O bacalhau é de fácil digestão e apresenta uma elevada riqueza de proteínas de alto valor biológico, de minerais como o iodo, fósforo, sódio, potássio, ferro e cálcio, tal como vitaminas do complexo B.

Trata-se de um peixe magro, fonte de ácidos gordos polinsaturados, destacando-se pelo ómega 3, representando um papel importante como protetor para o sistema cardiovascular, preventivo para o cancro e promotor do desenvolvimento do sistema imunológico.

De acordo com a Direção-Geral da Saúde, o bacalhau é um peixe magro (0,1% da DDR por 100g), fonte de ácidos gordos polinsaturados, destacando-se pelo ómega 3. O fígado deste peixe é o principal reservatório de gordura, de onde se extrai o conhecido óleo de fígado de bacalhau, muito útil na prevenção de uma série de doenças. Também é rico em proteína de alto valor biológico, com quantidades apreciáveis em vitamina D, fósforo, potássio e magnésio. O bacalhau é particularmente rico em selénio, que integra diversas enzimas com capacidades de proteção das células do organismo contra os radicais livres de oxigénio.

O Bacalhau à Zé do Pipo, o Bacalhau à Brás, o Bacalhau Espiritual e o à Gomes de Sá, Bacalhau à Lagareiro e o Bacalhau com Broa, os Bolinhos de bacalhau e as famosas Pataniscas de Bacalhau são exemplos de receitas típicas portuguesas. Ainda hoje fazem parte da identidade portuguesa, encontrando-se em vários livros de cozinha e que passam de geração em geração.

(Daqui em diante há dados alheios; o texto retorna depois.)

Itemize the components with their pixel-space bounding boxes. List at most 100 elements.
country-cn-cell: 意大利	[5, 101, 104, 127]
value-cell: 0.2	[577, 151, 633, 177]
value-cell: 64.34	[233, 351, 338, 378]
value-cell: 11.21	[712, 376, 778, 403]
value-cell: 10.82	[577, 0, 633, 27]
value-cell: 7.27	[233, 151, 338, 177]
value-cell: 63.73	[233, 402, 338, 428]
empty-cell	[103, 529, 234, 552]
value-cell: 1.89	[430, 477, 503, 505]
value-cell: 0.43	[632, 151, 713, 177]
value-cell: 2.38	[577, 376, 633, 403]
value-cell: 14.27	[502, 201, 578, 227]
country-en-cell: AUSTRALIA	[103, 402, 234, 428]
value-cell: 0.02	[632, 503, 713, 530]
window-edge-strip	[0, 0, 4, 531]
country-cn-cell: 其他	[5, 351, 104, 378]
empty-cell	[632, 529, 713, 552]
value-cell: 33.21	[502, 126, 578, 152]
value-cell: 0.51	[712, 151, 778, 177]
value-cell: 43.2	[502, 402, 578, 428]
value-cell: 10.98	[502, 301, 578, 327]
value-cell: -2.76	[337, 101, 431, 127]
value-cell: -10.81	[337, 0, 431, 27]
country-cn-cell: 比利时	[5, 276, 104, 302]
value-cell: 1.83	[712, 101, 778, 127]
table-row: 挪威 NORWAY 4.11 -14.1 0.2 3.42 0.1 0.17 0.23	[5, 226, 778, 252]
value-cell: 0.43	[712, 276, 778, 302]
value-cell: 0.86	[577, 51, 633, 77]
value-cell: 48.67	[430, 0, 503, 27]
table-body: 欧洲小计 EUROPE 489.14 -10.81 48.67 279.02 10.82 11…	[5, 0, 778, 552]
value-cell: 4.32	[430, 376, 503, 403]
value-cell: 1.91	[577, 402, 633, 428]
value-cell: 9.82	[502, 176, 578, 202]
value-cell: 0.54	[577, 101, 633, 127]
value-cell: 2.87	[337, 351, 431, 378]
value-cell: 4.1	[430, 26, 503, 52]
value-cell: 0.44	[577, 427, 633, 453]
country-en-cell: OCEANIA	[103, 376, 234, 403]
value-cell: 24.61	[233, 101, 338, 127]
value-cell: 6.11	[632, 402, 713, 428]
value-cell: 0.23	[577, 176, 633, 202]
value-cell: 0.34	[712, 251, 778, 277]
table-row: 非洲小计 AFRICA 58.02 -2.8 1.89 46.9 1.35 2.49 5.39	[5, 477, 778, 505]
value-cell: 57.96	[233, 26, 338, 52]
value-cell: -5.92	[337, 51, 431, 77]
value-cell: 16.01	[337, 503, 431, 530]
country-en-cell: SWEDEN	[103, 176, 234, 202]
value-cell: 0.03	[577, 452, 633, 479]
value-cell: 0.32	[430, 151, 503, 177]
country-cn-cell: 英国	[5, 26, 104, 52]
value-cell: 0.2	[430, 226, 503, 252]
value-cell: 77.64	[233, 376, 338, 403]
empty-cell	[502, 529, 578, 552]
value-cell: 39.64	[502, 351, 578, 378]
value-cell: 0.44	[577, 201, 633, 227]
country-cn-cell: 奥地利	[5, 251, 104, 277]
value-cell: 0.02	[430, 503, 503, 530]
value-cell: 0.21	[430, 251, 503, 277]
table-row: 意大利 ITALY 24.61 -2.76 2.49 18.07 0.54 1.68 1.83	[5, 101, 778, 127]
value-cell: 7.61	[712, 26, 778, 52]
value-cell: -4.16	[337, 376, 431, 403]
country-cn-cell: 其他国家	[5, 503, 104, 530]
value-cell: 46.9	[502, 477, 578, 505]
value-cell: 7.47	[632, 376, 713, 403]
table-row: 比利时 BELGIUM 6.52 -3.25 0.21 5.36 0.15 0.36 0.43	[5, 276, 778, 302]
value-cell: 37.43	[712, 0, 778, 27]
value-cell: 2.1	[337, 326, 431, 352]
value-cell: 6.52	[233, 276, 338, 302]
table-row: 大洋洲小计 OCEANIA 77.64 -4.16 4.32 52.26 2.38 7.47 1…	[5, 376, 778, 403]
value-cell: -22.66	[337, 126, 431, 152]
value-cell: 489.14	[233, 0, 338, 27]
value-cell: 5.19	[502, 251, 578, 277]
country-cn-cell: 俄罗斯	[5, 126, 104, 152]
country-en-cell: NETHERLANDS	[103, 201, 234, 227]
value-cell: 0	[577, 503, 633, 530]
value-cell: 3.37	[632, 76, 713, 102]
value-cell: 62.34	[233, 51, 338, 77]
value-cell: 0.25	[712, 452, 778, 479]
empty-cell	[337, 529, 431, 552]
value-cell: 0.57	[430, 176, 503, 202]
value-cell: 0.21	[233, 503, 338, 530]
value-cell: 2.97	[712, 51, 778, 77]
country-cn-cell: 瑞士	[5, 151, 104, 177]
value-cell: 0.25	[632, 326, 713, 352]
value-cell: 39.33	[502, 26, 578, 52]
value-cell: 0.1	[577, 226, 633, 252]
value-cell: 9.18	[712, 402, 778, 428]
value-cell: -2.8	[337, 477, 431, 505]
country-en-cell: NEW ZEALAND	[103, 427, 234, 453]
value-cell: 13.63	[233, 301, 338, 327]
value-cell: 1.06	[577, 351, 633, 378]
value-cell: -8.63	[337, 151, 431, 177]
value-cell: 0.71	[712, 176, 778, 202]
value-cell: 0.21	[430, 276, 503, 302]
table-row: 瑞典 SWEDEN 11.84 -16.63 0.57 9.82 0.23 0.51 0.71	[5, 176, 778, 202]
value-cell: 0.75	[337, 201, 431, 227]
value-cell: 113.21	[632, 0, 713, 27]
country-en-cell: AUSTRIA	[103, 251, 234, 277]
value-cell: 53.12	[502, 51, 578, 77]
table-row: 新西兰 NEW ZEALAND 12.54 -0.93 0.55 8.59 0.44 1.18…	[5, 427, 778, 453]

Habitualmente, os acompanhantes deste peixe, são o azeite, que lhe acrescenta os ácidos gordos essenciais e realça o sabor, a batata e o grão, fontes de hidratos de carbono e energia, e ainda as couves e outros hortícolas como a cenoura, ricas em fibras alimentares, vitaminas e minerais. Esta combinação representa um equilíbrio interessante e é uma boa sugestão para um prato saudável.